When it comes to meniscus surgeries, much of what causes the patient pain is still a mystery. There are no major nerve endings in a meniscus, so the mechanism of pain generation is not from the tear itself, but perhaps from the mechanical problems the tear creates in the knee causing the lining to become inflamed. In addition, many people have meniscus tears, especially degenerative tears from years of wear and tear, and have no symptoms.
What many of these studies show is that there is a role of physical therapy in the treatment of meniscus tears, not that surgery is useless. In fact, the studies show surgery is far from useless. In a similar study published in the New England Journal of Medicine entitled “Surgery versus Physical Therapy for a Meniscal Tear and Osteoarthritis” patients with only a little bit of arthritis were randomized to have surgery for a meniscus tear or undergo physical therapy. Approximately 2/3 of the patients got better in both groups.

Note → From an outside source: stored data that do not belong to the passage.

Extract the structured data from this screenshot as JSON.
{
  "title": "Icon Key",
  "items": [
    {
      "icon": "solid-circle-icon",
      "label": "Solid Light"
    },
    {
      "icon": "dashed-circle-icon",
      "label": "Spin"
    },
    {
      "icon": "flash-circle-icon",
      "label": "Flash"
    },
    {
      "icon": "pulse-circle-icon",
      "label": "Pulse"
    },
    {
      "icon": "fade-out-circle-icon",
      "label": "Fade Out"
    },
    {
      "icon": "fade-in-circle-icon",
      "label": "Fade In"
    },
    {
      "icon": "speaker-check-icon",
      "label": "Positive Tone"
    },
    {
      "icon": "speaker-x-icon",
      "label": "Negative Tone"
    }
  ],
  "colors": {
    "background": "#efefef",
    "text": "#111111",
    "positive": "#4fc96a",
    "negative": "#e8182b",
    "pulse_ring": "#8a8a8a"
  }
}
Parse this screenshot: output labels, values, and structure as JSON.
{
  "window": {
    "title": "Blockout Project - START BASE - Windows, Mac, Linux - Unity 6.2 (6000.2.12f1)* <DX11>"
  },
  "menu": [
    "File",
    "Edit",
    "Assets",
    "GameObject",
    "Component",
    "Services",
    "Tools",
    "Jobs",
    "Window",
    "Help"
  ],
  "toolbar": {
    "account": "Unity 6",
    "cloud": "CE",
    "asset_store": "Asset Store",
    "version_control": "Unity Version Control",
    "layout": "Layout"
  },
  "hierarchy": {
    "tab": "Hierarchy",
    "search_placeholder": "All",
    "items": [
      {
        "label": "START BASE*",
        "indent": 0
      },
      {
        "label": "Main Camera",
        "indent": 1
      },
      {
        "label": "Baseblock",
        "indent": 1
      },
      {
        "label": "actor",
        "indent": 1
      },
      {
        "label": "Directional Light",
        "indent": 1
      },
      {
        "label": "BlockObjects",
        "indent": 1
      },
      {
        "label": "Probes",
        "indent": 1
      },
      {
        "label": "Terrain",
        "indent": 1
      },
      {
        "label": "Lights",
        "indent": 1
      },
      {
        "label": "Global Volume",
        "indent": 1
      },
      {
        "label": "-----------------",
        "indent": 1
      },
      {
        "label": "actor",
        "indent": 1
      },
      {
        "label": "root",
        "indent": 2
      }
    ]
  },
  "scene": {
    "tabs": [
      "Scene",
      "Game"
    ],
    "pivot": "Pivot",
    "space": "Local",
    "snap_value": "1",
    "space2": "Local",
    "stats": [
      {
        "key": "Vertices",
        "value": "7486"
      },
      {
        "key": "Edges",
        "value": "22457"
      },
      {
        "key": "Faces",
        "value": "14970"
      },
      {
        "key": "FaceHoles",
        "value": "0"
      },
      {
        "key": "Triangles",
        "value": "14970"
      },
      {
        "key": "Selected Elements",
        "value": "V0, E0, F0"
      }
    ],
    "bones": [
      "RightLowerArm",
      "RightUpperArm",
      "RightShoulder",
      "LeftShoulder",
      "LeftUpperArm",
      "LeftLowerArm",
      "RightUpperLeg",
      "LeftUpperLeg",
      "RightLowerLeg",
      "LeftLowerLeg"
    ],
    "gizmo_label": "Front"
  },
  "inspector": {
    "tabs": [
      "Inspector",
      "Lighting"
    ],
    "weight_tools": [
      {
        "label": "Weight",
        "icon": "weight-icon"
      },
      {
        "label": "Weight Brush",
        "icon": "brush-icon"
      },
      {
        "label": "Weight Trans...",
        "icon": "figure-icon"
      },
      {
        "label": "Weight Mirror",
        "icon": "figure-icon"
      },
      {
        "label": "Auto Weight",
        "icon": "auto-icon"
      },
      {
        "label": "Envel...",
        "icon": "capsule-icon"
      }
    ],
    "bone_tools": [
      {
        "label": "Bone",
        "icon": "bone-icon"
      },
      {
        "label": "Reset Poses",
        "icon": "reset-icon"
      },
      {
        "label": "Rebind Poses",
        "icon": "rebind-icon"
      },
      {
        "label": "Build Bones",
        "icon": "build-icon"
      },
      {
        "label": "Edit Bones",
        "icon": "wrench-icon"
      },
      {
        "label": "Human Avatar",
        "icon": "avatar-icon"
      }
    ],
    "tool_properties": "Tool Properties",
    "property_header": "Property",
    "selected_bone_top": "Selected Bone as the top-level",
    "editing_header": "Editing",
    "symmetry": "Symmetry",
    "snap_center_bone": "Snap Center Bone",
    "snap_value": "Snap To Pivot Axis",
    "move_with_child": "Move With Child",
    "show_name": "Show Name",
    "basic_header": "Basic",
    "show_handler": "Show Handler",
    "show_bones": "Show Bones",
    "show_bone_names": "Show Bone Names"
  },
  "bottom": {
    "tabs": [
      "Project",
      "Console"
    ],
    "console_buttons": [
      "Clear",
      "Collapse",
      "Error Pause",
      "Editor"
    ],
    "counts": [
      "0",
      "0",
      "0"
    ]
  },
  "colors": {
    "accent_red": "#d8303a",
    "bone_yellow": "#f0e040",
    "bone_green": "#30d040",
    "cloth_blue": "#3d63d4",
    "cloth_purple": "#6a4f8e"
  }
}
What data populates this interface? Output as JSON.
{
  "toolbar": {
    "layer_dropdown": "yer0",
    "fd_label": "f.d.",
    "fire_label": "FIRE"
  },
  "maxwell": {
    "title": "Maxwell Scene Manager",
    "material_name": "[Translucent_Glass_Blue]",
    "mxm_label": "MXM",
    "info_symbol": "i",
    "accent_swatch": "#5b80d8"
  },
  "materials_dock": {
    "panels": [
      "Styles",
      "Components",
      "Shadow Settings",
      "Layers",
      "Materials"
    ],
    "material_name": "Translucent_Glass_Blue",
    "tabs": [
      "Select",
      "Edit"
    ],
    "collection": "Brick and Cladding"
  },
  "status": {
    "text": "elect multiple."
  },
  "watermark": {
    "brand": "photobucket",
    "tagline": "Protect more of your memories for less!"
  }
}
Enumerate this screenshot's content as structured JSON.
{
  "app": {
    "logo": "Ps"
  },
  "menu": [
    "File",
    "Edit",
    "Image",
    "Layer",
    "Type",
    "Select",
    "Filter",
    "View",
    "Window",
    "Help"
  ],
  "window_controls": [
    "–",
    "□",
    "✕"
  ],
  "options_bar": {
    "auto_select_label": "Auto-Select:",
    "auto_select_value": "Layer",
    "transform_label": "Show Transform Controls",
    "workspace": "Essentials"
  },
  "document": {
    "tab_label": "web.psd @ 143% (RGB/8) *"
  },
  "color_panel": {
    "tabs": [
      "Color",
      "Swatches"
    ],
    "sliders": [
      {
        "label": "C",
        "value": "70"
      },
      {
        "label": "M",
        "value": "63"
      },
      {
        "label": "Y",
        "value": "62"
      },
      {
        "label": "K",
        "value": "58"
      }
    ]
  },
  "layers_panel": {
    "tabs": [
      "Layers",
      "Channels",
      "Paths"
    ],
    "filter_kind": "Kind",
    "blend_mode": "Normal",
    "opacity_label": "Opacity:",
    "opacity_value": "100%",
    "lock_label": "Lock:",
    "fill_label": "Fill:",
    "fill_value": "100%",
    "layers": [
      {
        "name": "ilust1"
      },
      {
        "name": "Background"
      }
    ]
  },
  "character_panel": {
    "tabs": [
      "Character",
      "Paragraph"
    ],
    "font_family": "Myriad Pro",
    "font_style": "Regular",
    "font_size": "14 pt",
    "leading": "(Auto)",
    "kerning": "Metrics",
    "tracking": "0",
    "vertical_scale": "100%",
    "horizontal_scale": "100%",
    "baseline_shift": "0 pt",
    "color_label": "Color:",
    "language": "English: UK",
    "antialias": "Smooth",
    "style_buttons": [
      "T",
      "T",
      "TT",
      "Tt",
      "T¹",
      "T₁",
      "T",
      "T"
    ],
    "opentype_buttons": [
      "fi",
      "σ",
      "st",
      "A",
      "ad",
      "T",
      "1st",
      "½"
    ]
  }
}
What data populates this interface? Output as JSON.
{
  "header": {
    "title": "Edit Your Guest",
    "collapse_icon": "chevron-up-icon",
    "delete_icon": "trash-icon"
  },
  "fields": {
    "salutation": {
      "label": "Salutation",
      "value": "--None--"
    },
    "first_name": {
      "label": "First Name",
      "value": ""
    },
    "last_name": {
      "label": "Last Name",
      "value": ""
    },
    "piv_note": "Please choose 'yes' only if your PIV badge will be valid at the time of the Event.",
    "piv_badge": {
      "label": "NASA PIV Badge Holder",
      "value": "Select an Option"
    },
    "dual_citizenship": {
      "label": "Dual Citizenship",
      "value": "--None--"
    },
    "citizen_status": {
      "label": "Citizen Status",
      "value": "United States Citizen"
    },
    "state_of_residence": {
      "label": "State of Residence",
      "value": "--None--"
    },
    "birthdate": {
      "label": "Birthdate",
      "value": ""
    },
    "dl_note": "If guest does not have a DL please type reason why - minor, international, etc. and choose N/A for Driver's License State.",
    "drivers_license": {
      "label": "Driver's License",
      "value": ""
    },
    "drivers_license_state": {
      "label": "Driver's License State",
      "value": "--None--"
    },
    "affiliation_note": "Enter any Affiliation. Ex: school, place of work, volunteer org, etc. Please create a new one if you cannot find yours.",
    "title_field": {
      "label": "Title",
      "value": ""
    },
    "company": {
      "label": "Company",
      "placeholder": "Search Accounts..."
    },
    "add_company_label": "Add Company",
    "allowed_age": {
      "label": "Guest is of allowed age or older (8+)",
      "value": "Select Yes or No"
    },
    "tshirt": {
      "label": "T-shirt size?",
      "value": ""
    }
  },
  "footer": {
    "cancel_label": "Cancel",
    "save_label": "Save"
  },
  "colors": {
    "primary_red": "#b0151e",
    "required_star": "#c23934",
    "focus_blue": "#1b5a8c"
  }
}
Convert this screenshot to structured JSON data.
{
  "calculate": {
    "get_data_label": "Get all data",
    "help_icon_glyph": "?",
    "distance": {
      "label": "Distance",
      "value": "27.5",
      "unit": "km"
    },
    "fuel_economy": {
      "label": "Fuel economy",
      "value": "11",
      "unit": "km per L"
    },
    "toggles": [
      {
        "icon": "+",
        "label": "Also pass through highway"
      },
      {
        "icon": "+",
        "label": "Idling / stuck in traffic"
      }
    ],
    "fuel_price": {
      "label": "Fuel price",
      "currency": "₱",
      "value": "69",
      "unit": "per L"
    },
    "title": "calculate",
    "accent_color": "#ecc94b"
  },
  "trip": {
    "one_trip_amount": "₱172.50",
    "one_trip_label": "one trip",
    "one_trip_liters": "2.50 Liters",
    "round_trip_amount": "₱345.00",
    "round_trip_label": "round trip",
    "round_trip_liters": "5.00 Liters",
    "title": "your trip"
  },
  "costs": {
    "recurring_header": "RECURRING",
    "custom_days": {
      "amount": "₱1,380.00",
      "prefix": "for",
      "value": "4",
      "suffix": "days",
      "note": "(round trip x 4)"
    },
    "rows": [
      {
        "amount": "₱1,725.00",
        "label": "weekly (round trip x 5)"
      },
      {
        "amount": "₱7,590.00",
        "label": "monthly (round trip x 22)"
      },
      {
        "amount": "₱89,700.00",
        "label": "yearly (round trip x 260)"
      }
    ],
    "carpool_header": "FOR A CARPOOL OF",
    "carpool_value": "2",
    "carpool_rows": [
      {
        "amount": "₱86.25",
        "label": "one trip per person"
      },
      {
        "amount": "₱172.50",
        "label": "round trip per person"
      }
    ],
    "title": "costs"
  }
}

And those patients that did not improve with physical therapy by 3 or 6 months were able to cross-over into the surgery group and still reap the benefit of surgery: improved pain and function scores.
What this and many other studies show is that patients can get better with either physical therapy (PT) or surgery. However, some patients do not get better with PT and therefore should have surgery with the odds of getting better in their favor. Furthermore, the research shows that patients who undergo surgery get better faster. This becomes important when some patients present with such pain they cannot do PT or they do not have the time or are unwilling to wait months for improvement. Thus, if a patient wishes to avoid the risks of surgery and is willing to wait for similar results, he or she should undergo physical therapy and if it works, great! If not, they can then undergo surgery whose results are far from “useless”.
What all of this boils down to is presenting patients with appropriate information so they can make an informed decision with their surgeon. Medicine is not a “cookie-cutter” practice and to misinterpret data simply to sensationalize surgery as harmful or useless is irresponsible and often, incorrect. I encourage journalists, patients, and doctors to ensure that medical information that is released into the press is adequately vetted to eliminate bias. The urge to create controversy that undermines the balance between science and the art of medical practice may actually be harmful to the patient if it disrupts the patient-physician relationship and arms the patient with misinformation. I agree that ineffective surgeries should not be performed. Unfortunately, people tend to have a reductionist mentality and want to see things as good or bad. Research data can tell us that, but all too often the data tells us something in between.